Transparency is really communication. A couple of weeks ago, I wrote a post on vulnerability. That was about letting people get close and trusting those around you. It was also about acknowledging your faults along with your strengths.

Transparency is about the group or organization. Transparency builds trust with those you lead because it gives them the assurance that nothing is hidden.

I have worked for organizations where everything was shrouded in secrecy. There was the feeling of an inner circle and even an inner sanctum that very few got the privilege to experience. Leadership worked very hard to give as little information as possible to the people and sometimes even less. This was done with the philosophy of the mystique of leadership and concern that if people knew more they would use the information against leadership. Quite honestly, this is a very management vs. union mentality. Two sides that don’t trust one another and are trying to get as much over on the other as they can.

It’s unfortunate when there are two opposing sides within an organization. This is never the ideal way to move forward and be most effective. Companies that have been able to forge a good united relationship with a union are the ones that are moving forward the best and adapting the quickest.

In all organizations unity is highly important. Unity only comes from trust. Trust is built and strengthened partly through transparency.

There is such thing as over-sharing, of course. Not everyone needs to know absolutely everything, but every one needs to know enough to feel confident that leadership isn’t trying to hide anything.

This is especially true regarding the big decisions of the organization (i.e. direction, vision, personnel, etc) and finances. When people feel like things are being hidden regarding finances, mistrust forms and accusations can develop. When there is healthy transparency all of that goes away.

In my context, as a church, money is a big deal for people, and rightly so. They give expecting the money to be used wisely and for the stated purpose of the church. We hold an annual meeting for members that is required by our governance. At this meeting we supply the members with a financial report of the previous fiscal year just like most corporations do for their shareholders.

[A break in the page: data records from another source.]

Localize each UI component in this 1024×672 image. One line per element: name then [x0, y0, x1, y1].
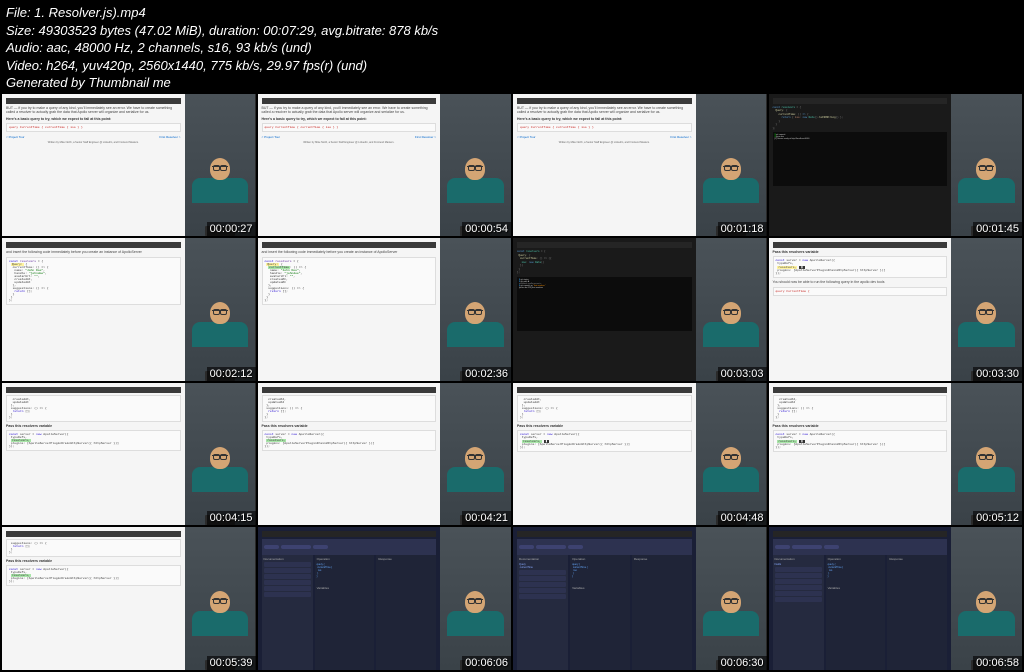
thumbnail-5[interactable]: and insert the following code immediatel…	[2, 238, 256, 381]
timestamp-1: 00:00:27	[207, 222, 256, 236]
file-info-header: File: 1. Resolver.js).mp4 Size: 49303523…	[0, 0, 1024, 94]
thumbnail-7[interactable]: const resolvers = { Query: { currentTime…	[513, 238, 767, 381]
file-size-line: Size: 49303523 bytes (47.02 MiB), durati…	[6, 22, 1018, 40]
timestamp-6: 00:02:36	[462, 367, 511, 381]
thumbnail-10[interactable]: createdAt, updatedAt }, suggestions: () …	[258, 383, 512, 526]
thumbnail-6[interactable]: and insert the following code immediatel…	[258, 238, 512, 381]
thumbnail-4[interactable]: const resolvers = { Query: { currentTime…	[769, 94, 1023, 237]
timestamp-8: 00:03:30	[973, 367, 1022, 381]
timestamp-7: 00:03:03	[718, 367, 767, 381]
thumbnail-12[interactable]: createdAt, updatedAt }, suggestions: () …	[769, 383, 1023, 526]
timestamp-9: 00:04:15	[207, 511, 256, 525]
generated-by-line: Generated by Thumbnail me	[6, 74, 1018, 92]
timestamp-4: 00:01:45	[973, 222, 1022, 236]
timestamp-5: 00:02:12	[207, 367, 256, 381]
thumbnail-16[interactable]: DocumentationFields Operationquery { cur…	[769, 527, 1023, 670]
thumbnail-11[interactable]: createdAt, updatedAt }, suggestions: () …	[513, 383, 767, 526]
thumbnail-13[interactable]: suggestions: () => { return []; }}; Pass…	[2, 527, 256, 670]
audio-info-line: Audio: aac, 48000 Hz, 2 channels, s16, 9…	[6, 39, 1018, 57]
timestamp-11: 00:04:48	[718, 511, 767, 525]
file-name-line: File: 1. Resolver.js).mp4	[6, 4, 1018, 22]
timestamp-10: 00:04:21	[462, 511, 511, 525]
thumbnail-3[interactable]: BUT — if you try to make a query of any …	[513, 94, 767, 237]
timestamp-2: 00:00:54	[462, 222, 511, 236]
thumbnail-grid: BUT — if you try to make a query of any …	[0, 94, 1024, 672]
thumbnail-14[interactable]: Documentation Operationquery { currentTi…	[258, 527, 512, 670]
timestamp-12: 00:05:12	[973, 511, 1022, 525]
thumbnail-2[interactable]: BUT — if you try to make a query of any …	[258, 94, 512, 237]
thumbnail-8[interactable]: Pass this resolvers variable const serve…	[769, 238, 1023, 381]
timestamp-3: 00:01:18	[718, 222, 767, 236]
video-info-line: Video: h264, yuv420p, 2560x1440, 775 kb/…	[6, 57, 1018, 75]
thumbnail-1[interactable]: BUT — if you try to make a query of any …	[2, 94, 256, 237]
thumbnail-15[interactable]: DocumentationQuery currentTime Operation…	[513, 527, 767, 670]
thumbnail-9[interactable]: createdAt, updatedAt }, suggestions: () …	[2, 383, 256, 526]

We give a basic report that gives the pertinent information in as easy to read format as possible. Transparency doesn’t feel real or sincere if it is wrapped up in complexity. Not all details are given, of course, some don’t need to be and it would just be too much to process in a sit down meeting like that. However, the information that matters is given clearly and concisely, nothing is glossed over. The good is called “good”, the not so good is called “not so good”. Then we open for questions and answer them directly and honestly.

The staff transitions I have had to walk through over the years here and elsewhere have been handled the same way. The truth is told clearly and concisely in a way that allows dignity and respect to remain even in the tougher situations and then questions are answered.

The bottom line is when we are up front and honest, it makes trust a much easier thing to build and it removes so much of the destructive that can happen in organizations when suspicion has something to grab.

Mark Twain is famously quoted as saying, “If you always tell the truth, you don’t have to remember anything.”

The same is true for transparency. If you have a clear standard of openness and honesty, you don’t have to worry about who knows what.

Transparency is an essential of leadership.